Eat Pye : Hand Pies Come To The Bay Area
Bay Area Brothers Serve Up Fresh New Take on Old World Baked Hand Pies
To a Cornish tin miner in Victorian England, the hand pie was a convenience food. The miner would have regarded the ubiquitous, semicircular or circular Cornish pasty in the same way we might view a nutrition bar.
In the morning he would have readied himself for work, slipped a Cornish pasty into his pocket and gone about his morning’s hard work, secure in the knowledge that in a few hours he had a tasty lunch to nosh on while resting with his fellow miners deep inside the mine shaft.
They would have all taken out the same lunch—the Cornish pasty, or hand pie as some have come to call them. Self-enclosed, conveniently packaged and insulated thickly in pastry casing, it was packed with chipped beef, potatoes, rutabagas and onions.
In the mid-1800s, Cornish immigrants to the New World brought their pasties along with their mining skills to the copper and iron mines of Michigan’s Upper Peninsula. Among the wave of immigrants from Cornwall was Caleb and Cody MacCready’s great-great-grandfather, a baker by trade.
Fifteen years ago brothers Caleb and Cody took an old, beat-up van on vacation to the highlands of New Zealand. They spent their days fly fishing, surfing, backpacking and rekindling their childhood love of meat pies. It turned out that in New Zealand, also a prime emigration destination for Cornish miners a few generations back, Cornish-style meat pies are standard take-away fare.
On returning home to California, Caleb and Cody reminisced about the savory hand pies they had gorged themselves on, and lamented that they couldn’t find them anywhere in sunny California. A decade and a half later they decided if they couldn’t find meat pies anywhere, they would make them themselves. They began experimenting late at night in their own kitchens, iterating over and over until they felt ready to found their company: Pye.
Now they’re purveying their hand pies weekly at the Half Moon Bay Farmers’ Market and Bay Meadows Farmers’ Market.
As the company’s slogan “Eat Pye” encourages, customers can munch on three types of hand pies currently being featured: the child-friendly Mince and Cheese with slow-braised ground beef, pork and cheese; the masala chicken and tomato-ginger curried Butter Chicken; and the cheesy, potatoey, vegetarian-friendly Mushroom Leek.
Because Caleb and Cody both believe wholeheartedly in sustainability, they emphasize using good-for-you and good-for-the-planet ingredients. With roots in rural northern Michigan, this ethos has been a part of them for as long as they can remember. As Caleb puts it, “Our parents were hippies—35 years ago we ate fresh-ground peanut butter from the health food store instead of Jif, carob instead of chocolate.”

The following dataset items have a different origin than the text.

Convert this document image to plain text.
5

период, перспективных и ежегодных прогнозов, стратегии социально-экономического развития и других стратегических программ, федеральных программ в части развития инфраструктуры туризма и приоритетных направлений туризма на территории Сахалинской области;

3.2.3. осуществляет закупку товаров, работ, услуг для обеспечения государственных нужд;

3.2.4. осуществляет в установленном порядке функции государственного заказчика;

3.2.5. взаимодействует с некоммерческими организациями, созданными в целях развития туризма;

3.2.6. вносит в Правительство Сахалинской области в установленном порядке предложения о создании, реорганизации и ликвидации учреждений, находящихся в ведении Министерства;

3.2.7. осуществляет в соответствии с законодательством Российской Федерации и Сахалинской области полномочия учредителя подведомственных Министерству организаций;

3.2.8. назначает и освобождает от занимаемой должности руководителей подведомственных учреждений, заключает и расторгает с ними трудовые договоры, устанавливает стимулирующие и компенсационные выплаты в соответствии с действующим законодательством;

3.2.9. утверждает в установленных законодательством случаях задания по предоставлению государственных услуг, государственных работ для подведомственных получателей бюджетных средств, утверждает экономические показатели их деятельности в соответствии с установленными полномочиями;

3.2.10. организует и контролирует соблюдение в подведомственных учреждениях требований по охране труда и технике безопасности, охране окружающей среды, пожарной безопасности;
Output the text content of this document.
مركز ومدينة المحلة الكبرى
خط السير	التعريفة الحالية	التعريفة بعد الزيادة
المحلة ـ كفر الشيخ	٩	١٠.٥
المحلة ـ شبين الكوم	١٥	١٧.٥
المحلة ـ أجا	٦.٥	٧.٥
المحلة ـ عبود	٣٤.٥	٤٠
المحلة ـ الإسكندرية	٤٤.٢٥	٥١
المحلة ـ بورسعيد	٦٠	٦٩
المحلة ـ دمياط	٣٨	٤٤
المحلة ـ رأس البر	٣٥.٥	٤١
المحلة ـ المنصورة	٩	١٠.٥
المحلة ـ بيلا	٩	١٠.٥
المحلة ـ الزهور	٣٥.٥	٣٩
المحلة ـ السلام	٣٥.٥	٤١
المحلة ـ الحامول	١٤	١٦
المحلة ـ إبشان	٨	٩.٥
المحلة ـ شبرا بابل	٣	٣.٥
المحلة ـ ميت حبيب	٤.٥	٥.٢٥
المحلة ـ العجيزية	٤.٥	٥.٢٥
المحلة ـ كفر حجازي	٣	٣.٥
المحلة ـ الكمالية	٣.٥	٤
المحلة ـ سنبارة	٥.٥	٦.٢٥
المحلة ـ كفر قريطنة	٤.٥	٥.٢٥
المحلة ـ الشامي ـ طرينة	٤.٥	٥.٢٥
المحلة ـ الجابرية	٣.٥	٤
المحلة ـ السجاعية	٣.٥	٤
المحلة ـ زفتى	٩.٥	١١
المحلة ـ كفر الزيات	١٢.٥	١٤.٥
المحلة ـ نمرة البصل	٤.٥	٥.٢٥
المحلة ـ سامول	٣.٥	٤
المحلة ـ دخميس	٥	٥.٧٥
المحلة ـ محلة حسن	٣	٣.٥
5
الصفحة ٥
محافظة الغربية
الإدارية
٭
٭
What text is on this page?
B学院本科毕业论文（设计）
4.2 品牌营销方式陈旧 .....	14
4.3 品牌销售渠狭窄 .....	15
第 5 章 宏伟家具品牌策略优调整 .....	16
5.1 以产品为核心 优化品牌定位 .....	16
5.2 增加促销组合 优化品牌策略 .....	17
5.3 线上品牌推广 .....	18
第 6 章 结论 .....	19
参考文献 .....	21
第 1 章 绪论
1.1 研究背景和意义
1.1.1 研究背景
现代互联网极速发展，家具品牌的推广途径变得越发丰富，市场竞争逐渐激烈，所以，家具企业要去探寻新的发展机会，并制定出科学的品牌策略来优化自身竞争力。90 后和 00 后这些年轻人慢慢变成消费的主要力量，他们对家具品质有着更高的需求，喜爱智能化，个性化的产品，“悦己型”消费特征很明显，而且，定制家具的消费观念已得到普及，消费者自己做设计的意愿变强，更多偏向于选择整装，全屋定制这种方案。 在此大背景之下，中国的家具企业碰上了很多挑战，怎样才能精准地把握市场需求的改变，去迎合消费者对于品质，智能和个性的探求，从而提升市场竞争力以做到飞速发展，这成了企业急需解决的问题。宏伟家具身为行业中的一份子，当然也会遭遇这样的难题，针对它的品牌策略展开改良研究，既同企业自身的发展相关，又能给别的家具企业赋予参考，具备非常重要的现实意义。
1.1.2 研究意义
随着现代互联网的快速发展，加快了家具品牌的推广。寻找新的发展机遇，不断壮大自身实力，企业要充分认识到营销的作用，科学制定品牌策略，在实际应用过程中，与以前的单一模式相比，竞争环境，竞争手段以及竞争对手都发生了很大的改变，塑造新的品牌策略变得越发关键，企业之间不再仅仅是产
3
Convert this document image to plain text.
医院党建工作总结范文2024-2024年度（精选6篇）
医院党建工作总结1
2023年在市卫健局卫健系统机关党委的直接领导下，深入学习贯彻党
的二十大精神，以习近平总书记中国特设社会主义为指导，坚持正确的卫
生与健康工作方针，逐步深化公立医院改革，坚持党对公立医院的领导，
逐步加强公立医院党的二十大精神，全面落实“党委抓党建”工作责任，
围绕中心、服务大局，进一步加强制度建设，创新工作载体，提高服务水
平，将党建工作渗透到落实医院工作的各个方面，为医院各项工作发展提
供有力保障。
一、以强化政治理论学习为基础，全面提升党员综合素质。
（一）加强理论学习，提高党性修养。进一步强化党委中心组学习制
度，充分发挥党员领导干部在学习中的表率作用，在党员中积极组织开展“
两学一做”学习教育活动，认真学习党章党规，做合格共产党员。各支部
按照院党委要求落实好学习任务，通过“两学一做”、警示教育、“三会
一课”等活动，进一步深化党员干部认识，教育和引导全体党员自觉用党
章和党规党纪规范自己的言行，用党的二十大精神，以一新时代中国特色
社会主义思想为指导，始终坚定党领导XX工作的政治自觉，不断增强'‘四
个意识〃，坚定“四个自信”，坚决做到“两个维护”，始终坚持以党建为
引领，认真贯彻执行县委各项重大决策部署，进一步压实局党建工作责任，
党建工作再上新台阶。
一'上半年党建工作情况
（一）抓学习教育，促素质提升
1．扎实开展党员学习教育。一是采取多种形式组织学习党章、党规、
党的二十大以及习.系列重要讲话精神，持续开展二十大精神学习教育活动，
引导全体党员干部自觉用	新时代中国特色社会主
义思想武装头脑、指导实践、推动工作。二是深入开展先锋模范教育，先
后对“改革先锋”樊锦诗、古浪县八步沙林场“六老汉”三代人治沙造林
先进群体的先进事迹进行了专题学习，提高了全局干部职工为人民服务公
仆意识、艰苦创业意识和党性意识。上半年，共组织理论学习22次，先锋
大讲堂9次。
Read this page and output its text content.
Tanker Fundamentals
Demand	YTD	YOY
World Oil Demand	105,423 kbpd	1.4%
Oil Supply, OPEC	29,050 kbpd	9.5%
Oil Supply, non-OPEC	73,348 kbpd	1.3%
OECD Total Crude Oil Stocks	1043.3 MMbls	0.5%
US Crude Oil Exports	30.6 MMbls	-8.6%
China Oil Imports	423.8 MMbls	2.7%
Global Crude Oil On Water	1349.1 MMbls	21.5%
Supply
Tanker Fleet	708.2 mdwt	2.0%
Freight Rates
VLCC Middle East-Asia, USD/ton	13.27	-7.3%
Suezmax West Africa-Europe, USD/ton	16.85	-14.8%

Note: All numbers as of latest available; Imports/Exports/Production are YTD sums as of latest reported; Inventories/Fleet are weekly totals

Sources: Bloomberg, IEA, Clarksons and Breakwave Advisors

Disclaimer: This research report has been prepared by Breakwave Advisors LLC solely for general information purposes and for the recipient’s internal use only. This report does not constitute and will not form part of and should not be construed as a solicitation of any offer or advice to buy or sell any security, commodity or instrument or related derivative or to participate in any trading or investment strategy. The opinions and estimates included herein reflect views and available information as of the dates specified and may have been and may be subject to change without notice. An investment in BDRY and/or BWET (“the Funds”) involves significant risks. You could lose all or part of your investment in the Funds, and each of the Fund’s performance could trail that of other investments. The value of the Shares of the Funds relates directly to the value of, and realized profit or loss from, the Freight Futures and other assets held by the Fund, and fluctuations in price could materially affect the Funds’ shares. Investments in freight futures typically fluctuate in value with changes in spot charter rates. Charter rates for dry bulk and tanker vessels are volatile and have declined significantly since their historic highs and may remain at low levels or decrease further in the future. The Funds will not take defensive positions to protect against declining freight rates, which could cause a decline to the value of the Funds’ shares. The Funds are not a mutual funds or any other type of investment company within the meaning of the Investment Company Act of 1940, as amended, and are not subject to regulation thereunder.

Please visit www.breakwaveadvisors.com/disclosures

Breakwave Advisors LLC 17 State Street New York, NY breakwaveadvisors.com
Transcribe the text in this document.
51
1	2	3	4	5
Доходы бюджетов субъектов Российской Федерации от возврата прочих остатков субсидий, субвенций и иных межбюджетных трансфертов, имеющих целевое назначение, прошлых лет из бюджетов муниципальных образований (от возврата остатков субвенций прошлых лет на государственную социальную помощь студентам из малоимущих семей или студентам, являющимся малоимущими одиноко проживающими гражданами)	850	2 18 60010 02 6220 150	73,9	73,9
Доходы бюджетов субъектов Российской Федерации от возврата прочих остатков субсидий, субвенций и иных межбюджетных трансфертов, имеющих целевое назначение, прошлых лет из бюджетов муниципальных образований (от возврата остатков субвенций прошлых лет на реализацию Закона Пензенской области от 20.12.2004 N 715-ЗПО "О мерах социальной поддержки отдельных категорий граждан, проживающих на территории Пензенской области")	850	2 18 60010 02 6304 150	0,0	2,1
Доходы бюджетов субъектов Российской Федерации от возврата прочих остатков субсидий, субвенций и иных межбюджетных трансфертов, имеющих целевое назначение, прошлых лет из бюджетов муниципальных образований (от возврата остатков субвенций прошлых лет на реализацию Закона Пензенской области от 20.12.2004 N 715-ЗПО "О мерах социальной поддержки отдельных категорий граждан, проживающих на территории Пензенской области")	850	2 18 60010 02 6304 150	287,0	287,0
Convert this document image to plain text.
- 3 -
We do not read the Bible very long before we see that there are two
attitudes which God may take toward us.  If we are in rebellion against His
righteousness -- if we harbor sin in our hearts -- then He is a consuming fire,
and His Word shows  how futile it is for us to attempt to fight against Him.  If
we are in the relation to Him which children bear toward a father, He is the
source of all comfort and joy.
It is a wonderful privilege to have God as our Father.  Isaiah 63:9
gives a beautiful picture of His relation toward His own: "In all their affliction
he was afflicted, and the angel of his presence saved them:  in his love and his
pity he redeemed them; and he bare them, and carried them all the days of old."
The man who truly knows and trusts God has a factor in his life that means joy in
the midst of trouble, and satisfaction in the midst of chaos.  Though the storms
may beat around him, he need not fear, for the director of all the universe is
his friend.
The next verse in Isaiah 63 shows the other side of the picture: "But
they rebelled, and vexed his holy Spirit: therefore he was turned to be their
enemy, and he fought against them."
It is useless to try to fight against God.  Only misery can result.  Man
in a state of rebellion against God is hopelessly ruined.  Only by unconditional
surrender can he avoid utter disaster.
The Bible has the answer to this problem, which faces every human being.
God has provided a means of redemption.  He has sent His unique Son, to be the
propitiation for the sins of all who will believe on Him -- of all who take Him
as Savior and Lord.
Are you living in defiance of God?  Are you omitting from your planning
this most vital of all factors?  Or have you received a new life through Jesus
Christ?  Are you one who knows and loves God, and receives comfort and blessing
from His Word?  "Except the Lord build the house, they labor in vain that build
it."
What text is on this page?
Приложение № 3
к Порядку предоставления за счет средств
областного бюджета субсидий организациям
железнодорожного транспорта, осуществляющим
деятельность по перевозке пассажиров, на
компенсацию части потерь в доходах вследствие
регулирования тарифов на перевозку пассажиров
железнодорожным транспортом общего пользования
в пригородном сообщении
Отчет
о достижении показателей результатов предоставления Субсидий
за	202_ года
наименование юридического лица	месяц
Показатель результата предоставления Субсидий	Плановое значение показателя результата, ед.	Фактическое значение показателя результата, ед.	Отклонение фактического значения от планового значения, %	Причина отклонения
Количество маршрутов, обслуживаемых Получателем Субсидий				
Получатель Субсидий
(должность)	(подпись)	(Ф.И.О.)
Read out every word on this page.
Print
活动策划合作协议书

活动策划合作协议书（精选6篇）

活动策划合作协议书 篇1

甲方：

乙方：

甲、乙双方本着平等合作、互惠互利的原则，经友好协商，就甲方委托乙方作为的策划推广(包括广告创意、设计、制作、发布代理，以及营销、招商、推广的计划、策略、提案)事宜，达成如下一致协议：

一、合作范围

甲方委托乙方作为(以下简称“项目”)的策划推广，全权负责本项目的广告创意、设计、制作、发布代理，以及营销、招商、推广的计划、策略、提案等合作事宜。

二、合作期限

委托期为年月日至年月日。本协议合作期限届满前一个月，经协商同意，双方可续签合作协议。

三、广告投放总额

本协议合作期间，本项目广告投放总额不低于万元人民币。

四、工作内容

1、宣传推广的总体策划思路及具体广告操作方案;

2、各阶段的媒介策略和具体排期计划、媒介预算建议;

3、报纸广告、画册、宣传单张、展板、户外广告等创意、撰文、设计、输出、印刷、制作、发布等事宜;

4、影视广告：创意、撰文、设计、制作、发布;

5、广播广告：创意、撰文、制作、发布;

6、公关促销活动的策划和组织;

Their portable hand pies contain ingredients with integrity—Straus butter, organic flour from Central Milling, Mary’s chicken, and beef from local retired dairy cows. “We care about what we eat. We wouldn’t make something for someone else that we wouldn’t eat.” Cody gets excited thinking about the simple goodness of their hand pies. “It’s quite simple the way I look at a pie: It’s just a good, honest wholesome meal. You don’t need to dirty up a dish or throw away a plastic fork.”
Caleb and Cody enjoy feeding people “pye” just like their great-great-grandfather before them. As Caleb says, “I never considered being a baker until I was 40,” but the baking genes run deep. And how appropriate, to bring those Cornish hand pies back to life in a California kind of way—local food delights that are a little laid back, freshly made and totally delicious.